このグループの中核となる手口は、正規の金融アドバイザーやアカウントマネージャーになりすますというものでした。被害者はオンラインまたは電話で接触され、徐々に説得されて、一見少額に見える初期投資を行うよう仕向けられていました。
ユーロポール、世界規模の投資詐欺を摘発
その後、偽の取引ダッシュボードには即座に利益が表示され、投資機会が本物であるかのような信頼感を植え付けていました。
しかし実際には、投資は一切行われていなかったと警察は述べています。このウェブプラットフォームは正規の金融取引サービスに酷似するよう設計されており、暗号資産の形で送金されることが多かった入金は、詐欺ネットワークが管理する口座へと流用されていました。
偽のアドバイザーたちは、時に数カ月にわたって被害者と定期的に連絡を取り続け、ソーシャルエンジニアリングの手法を駆使して、次第に高額な送金を行うよう圧力をかけていました。
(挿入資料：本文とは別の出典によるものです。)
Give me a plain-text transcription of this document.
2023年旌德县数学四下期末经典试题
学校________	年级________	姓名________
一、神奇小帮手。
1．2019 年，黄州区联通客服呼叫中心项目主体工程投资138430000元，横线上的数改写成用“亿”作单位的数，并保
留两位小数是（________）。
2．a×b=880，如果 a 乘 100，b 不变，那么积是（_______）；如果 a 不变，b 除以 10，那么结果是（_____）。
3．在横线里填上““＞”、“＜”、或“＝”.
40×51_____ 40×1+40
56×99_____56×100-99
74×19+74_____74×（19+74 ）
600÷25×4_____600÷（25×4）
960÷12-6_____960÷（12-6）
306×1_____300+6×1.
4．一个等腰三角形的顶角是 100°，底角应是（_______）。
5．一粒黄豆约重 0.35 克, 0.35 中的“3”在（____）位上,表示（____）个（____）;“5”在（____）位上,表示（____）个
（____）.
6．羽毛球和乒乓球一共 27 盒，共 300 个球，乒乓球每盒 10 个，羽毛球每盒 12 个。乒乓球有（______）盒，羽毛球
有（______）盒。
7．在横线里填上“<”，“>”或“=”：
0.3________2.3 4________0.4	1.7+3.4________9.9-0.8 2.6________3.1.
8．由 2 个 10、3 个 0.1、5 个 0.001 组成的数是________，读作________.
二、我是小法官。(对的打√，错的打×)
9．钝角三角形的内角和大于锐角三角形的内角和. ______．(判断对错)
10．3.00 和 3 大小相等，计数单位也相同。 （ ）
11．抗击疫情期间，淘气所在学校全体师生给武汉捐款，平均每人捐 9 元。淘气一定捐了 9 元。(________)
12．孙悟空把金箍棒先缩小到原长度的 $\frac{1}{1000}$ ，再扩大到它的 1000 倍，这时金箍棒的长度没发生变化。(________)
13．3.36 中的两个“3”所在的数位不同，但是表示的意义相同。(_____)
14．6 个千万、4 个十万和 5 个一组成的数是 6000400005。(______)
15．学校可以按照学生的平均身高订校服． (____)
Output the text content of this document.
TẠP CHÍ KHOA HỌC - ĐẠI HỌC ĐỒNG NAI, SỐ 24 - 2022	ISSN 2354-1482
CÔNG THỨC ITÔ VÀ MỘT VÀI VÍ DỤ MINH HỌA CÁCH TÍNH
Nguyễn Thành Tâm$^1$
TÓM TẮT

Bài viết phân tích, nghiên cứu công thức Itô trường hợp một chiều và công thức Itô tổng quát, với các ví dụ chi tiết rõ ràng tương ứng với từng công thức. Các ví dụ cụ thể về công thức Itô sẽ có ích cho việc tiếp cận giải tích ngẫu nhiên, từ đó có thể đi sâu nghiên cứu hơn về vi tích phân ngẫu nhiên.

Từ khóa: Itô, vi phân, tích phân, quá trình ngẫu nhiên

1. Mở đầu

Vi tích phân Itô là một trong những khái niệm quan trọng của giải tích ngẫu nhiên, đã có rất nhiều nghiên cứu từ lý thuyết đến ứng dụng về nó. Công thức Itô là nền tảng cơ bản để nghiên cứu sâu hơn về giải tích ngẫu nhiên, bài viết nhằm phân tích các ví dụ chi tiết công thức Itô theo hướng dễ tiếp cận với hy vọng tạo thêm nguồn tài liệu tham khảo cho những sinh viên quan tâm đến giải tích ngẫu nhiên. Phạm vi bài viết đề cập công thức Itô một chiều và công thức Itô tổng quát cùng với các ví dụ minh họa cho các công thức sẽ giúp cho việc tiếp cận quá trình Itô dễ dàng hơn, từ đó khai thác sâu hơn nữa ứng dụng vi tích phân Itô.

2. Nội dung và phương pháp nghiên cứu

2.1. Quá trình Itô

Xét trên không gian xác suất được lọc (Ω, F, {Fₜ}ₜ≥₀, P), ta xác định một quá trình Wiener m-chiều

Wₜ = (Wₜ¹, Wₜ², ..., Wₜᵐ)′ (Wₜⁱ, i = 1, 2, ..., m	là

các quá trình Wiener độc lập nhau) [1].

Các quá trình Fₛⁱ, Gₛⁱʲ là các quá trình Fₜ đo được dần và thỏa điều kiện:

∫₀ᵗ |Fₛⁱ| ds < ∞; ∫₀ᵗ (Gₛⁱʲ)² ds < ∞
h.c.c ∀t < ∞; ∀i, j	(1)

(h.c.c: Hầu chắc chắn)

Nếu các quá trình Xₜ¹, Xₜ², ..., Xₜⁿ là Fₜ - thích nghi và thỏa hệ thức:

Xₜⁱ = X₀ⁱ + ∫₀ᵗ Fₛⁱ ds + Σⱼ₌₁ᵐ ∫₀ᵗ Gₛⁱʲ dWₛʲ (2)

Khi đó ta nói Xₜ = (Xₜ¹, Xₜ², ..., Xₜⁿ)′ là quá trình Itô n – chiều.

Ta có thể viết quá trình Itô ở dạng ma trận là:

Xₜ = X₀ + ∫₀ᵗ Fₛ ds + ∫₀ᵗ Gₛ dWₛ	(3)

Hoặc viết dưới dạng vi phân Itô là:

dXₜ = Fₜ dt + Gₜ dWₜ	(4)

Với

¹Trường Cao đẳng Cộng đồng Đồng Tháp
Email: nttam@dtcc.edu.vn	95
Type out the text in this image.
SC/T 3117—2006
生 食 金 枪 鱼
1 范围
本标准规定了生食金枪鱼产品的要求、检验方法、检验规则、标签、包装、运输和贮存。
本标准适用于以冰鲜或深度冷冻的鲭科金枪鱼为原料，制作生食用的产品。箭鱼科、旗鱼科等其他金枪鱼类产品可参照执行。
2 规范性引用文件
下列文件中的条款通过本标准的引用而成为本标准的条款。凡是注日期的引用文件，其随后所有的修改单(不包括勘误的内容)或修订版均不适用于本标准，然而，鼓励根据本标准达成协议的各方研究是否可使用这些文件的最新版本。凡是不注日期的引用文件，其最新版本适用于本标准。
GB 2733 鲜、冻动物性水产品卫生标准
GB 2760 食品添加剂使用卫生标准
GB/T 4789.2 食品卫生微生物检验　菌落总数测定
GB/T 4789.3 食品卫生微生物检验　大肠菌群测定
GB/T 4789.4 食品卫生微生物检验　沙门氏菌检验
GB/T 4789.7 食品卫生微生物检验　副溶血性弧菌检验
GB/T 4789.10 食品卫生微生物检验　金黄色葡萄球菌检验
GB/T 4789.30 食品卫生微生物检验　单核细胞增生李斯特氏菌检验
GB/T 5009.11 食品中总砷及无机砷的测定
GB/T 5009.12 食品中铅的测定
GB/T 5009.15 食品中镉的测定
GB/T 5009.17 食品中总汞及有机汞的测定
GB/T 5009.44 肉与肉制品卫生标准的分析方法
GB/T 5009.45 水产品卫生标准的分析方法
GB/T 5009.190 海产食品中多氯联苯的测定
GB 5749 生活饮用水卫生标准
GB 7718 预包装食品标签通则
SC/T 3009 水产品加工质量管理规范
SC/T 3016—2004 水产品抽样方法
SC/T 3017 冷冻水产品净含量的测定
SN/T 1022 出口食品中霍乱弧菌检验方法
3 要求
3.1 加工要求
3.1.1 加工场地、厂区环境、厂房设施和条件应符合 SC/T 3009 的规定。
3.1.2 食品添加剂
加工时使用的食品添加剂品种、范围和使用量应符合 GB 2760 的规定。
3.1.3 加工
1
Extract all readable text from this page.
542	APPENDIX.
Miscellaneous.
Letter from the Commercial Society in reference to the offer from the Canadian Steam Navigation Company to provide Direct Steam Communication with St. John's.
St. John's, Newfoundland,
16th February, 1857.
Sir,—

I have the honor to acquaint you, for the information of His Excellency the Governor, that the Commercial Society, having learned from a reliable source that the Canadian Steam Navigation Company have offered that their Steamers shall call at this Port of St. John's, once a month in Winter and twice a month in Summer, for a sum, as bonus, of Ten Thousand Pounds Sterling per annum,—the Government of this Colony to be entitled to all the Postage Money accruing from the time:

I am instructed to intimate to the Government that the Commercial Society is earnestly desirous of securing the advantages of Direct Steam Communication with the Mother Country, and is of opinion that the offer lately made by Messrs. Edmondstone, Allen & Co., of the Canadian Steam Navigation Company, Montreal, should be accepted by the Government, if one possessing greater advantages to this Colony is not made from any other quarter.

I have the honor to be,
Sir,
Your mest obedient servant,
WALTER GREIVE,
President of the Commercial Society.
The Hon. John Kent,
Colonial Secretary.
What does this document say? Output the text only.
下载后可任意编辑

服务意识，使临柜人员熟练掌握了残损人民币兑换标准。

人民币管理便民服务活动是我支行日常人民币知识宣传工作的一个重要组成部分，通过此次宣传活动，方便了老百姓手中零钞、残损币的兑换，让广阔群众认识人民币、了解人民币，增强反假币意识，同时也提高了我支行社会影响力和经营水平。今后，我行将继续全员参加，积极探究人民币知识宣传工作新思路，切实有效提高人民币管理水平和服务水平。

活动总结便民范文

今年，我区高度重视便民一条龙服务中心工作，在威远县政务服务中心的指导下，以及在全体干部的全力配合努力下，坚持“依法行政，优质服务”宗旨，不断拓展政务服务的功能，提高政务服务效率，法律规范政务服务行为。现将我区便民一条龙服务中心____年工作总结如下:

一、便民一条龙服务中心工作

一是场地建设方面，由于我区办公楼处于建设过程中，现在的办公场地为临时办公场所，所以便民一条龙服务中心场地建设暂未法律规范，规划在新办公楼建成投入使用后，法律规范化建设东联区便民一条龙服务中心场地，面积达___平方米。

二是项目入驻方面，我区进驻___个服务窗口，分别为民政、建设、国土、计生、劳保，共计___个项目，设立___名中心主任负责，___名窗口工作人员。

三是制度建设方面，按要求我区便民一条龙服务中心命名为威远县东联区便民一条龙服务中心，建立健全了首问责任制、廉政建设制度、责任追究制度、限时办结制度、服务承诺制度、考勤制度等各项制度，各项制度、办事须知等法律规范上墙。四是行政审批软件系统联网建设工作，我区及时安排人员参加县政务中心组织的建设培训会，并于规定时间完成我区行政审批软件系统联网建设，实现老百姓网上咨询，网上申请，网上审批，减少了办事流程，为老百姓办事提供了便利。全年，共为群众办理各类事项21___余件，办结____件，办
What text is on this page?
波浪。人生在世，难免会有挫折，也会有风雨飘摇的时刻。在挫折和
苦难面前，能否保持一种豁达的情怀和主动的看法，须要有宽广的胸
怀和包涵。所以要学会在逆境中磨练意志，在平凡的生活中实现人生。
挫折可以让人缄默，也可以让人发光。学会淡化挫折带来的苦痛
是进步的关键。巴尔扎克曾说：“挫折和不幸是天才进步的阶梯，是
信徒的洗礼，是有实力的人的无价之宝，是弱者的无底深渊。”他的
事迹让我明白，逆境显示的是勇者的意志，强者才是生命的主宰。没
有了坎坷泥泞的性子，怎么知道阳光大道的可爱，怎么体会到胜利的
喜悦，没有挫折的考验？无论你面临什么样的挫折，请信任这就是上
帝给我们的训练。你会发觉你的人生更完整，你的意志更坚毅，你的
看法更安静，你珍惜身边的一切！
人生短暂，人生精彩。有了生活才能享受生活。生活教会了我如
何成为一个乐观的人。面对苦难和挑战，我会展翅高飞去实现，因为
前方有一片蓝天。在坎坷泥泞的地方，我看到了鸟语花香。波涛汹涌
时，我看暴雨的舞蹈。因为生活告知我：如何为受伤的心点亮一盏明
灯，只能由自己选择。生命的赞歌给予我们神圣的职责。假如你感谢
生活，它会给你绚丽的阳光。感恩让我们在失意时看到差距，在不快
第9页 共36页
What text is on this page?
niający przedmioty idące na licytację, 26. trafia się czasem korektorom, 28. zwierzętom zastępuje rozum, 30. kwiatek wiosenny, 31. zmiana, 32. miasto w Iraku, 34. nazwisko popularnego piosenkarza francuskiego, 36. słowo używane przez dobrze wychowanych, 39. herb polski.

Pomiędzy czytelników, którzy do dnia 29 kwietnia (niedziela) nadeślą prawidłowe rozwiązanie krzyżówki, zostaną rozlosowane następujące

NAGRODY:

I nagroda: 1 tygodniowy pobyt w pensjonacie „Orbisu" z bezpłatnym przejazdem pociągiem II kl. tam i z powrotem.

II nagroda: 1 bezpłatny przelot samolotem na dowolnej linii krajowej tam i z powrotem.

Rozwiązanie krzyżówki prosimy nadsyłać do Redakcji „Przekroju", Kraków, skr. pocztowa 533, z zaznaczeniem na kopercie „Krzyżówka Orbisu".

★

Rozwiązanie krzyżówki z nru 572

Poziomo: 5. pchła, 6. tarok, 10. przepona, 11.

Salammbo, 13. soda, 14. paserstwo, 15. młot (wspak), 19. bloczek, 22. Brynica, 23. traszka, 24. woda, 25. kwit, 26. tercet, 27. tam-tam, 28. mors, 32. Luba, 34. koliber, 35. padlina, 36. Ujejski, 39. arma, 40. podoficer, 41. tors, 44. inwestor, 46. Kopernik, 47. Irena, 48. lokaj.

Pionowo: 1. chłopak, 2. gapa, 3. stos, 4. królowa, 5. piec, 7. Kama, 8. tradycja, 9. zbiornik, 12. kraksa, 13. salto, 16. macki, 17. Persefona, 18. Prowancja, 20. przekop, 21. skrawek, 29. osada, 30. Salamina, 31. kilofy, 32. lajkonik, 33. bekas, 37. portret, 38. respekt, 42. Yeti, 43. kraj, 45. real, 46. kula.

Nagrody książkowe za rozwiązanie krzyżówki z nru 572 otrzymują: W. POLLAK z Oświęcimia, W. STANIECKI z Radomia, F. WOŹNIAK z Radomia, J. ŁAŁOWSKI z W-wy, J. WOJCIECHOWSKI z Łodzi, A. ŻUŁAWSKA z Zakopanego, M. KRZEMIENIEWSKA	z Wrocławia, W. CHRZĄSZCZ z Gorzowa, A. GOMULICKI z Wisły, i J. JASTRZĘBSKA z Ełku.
オランダ当局は、この組織に関連する通報を国内で約550件確認しており、オランダ人被害者の損失額は2500万ユーロ近くに上ります。
報告された被害者の大半は1万ユーロを超える損失を被っています。ベルギーの捜査当局は関連する苦情をおよそ200件受理しており、当局はこのグループが世界中で数万人規模の被害者を出した可能性があると見積もっています。
取り締まりは7月にも続きました。7月7日、警察は45歳と34歳のオランダ人2名に加え、キプロスに居住していた34歳のベルギー人1名を逮捕しました。全員がキプロスに住んでいました。
ベルギーに居住する25歳の容疑者も同日逮捕されています。7月10日には、定住先を持たない44歳のオランダ人がアテネで当局に逮捕されました。
ベルギー警察も、コールセンター従業員とされる5名を逮捕しています。押収された機器や金融記録、デジタル証拠の分析が進む中、さらなる逮捕の可能性も残されています。
オランダ警察によると、今回の突破口は、IPアドレスのデータを含む金融的・技術的な痕跡を、捜査中に押収した機器と照合したことで得られたとしています。
この分析により、捜査当局は組織のインフラの一部を把握し、拠点を特定し、容疑者たちを組織の運用エコシステムに結び付けることができました。
金融面での捜査は現在も継続中で、当局は犯罪収益やその他の資産を凍結・押収できるかどうかを精査しています。
今回の事件は、大規模な投資詐欺が、精巧に作り込まれた偽プラットフォーム、暗号資産による決済手段、身元の隠蔽、そして地理的に分散したコールセンター運営を組み合わせることで、大規模に被害者を狙う手口をますます高度化させている実態を浮き彫りにしています。